一個科學者研究佛經的報告(尤智表)
一個科學者研究佛經的報告(尤智表)
一、研究佛經的目的
(甲)為要明瞭佛經的理論是否健全?是否與現代的科學衝突?(乙)為要明瞭佛教的修行方法,是否合乎現代的生活?(丙)為要明瞭佛教對於人生有何價值?有何利益?
二、研究的經典
楞嚴經、心經、金剛經、法華經、中論、百法明門論、因明入正理論、成唯識論。
三、研究佛經前的印象
在我們受過科學訓練的人,對於世間一切事物的看法,多少要和文學家、藝術家、哲學家、宗教家等的態度不同,其不同之點,在(甲)不以感情用事(乙)純從客觀(丙)重分析,有條理(丁)重實驗。因有以上幾種特點,所以對於缺乏此種精神的學問,總有不層一讀不值研究的偏見。不要說對於專重信仰的宗教毫無信仰,就是對於哲學,都有些瞧不起。因為自然科學對於任何問題的解答都有確切的答案,凡是正確的答案,只有一個,而是全體科學界所公認的。例如:化學中的化學公式、原子量、各種定律,以及物理算學中的種種公式定律,都是確確切切的,所以自然科學亦名確切科學(Exact Scicnce)。但哲學文學藝術等就完全不同,你說唯心,他偏說唯物,你說桐城派文章好,我偏說白話好,各立一派,各執一是,既不能用數字來稱量、來比較,也沒有個公認的標準。科學家對此雖未嘗沒有欣賞的興趣,但總覺得這些都不是找求真理的場所。
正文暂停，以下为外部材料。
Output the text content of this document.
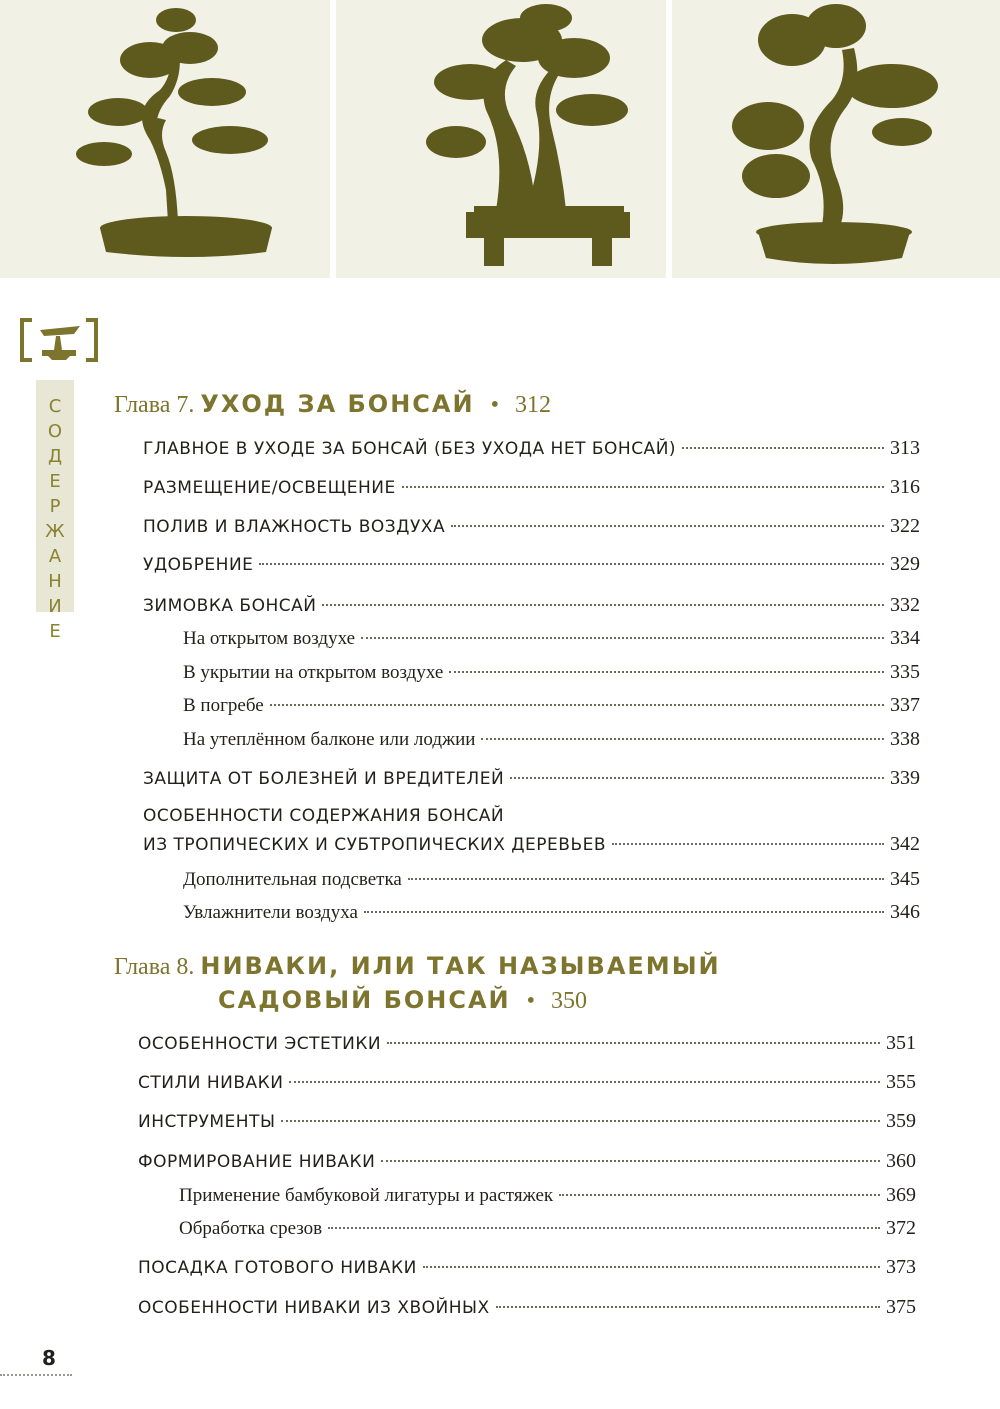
С
О
Д
Е
Р
Ж
А
Н
И
Е
Глава 7. УХОД ЗА БОНСАЙ • 312
ГЛАВНОЕ В УХОДЕ ЗА БОНСАЙ (БЕЗ УХОДА НЕТ БОНСАЙ)	313
РАЗМЕЩЕНИЕ/ОСВЕЩЕНИЕ	316
ПОЛИВ И ВЛАЖНОСТЬ ВОЗДУХА	322
УДОБРЕНИЕ	329
ЗИМОВКА БОНСАЙ	332
На открытом воздухе	334
В укрытии на открытом воздухе	335
В погребе	337
На утеплённом балконе или лоджии	338
ЗАЩИТА ОТ БОЛЕЗНЕЙ И ВРЕДИТЕЛЕЙ	339
ОСОБЕННОСТИ СОДЕРЖАНИЯ БОНСАЙ
ИЗ ТРОПИЧЕСКИХ И СУБТРОПИЧЕСКИХ ДЕРЕВЬЕВ	342
Дополнительная подсветка	345
Увлажнители воздуха	346
Глава 8. НИВАКИ, ИЛИ ТАК НАЗЫВАЕМЫЙ
САДОВЫЙ БОНСАЙ • 350
ОСОБЕННОСТИ ЭСТЕТИКИ	351
СТИЛИ НИВАКИ	355
ИНСТРУМЕНТЫ	359
ФОРМИРОВАНИЕ НИВАКИ	360
Применение бамбуковой лигатуры и растяжек	369
Обработка срезов	372
ПОСАДКА ГОТОВОГО НИВАКИ	373
ОСОБЕННОСТИ НИВАКИ ИЗ ХВОЙНЫХ	375
8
而近年來,宗教哲學文學藝術等大有向科學屈膝乞靈之意,例如:羅素之以算理充實空虛的哲學,音樂繪畫則乞靈於聲學光學化學以改良其樂器顏料,宗教亦乞靈於建築師以建築宏偉的教堂,用電光樂器去莊嚴它的內部。政治家文學家新聞記者則乞靈於自動排字機、打字機、照相機、電報、電話、電影、無線電廣播、無線電傳影等工具。最近則如軍事學家與政治家之乞靈於原子彈、雷達、DDT(殺蟲藥)以及火箭飛彈等等。所謂「科學萬能」已成為人類公認的事實,而不是科學家的自傲語。
科學家既掌握了這許多法寶、許多神通,當然不會對宗教的木偶屈膝。佛教是宗教之一,當然也不是例外。然則作者何以會研究起佛經來。原因是這樣的:我有一位研究佛學數十年的叔父,在我大學畢業之後,問起我對於宇宙人生的真理,有沒有興趣?我想我學的就是宇宙間的真理,難道他老夫子也懂得科學嗎?我就回答:最有興趣。我反問他:「應當向什麼地方去求?」他說「應向佛經中求」 。我說:「宗教不過是止小兒啼,畫餅安能充飢,我是絕對不看佛經的。」執,學問安能長進?由此看來,你的科學學識也不見得透澈。「我被他這一頓訓斥,自覺慚愧,只得答應有空時再行研究。後來他就拿一本佛學大綱(謝蒙著,中華書局出版)給我讀。他說:「你對於佛學太不明白,你先看一看佛教的輪廓,然後再看內容。」他說:「你看書之前,第一個條件,先要胸無成見,不作宗教觀,不作哲學觀,不作科學觀,一切客觀,為學問而學問,應作如是觀。」我以為這幾句話是任何科學家不否認的,所以就誠懇的接受而閱讀了一遍。讀完此書以後的印象是(甲)佛教不是專重信仰不講理論的宗教(乙)佛教的內容之豐富,不減於我所學的各種科學(丙)佛教中種種神話在沒有證明其可能或不可能之前,暫不置可否,且待看了經論再說。
四、佛經的文字和外表
我讀了佛學大綱之後,雖沒有引起我的信仰,卻引起了我看經的興趣。我問叔父:「佛經那一本最好?」他說:「你所知障重,應先看楞嚴經。」我問:「何謂『所知障』?知識越豐富越好,何以說是障礙?」他說:「你先入的科學知識,塞在門口,你便吸收不進科學以外的智識,所以謂之障。你若把先入之見掃除淨盡,再看佛經,就沒有所知障了。「我想這也是對的,因為愛因斯坦一若不把牛頓的舊知見掃除,如何發明相對論,而去修改牛頓的萬有引力定律?他給我看的楞嚴經是一部明朝鑑真法師著的正脈疏。關於佛經的內容且不論,我先從皮相上考察佛經的文字組織,就發現了左列的幾個特點,而使我驚異。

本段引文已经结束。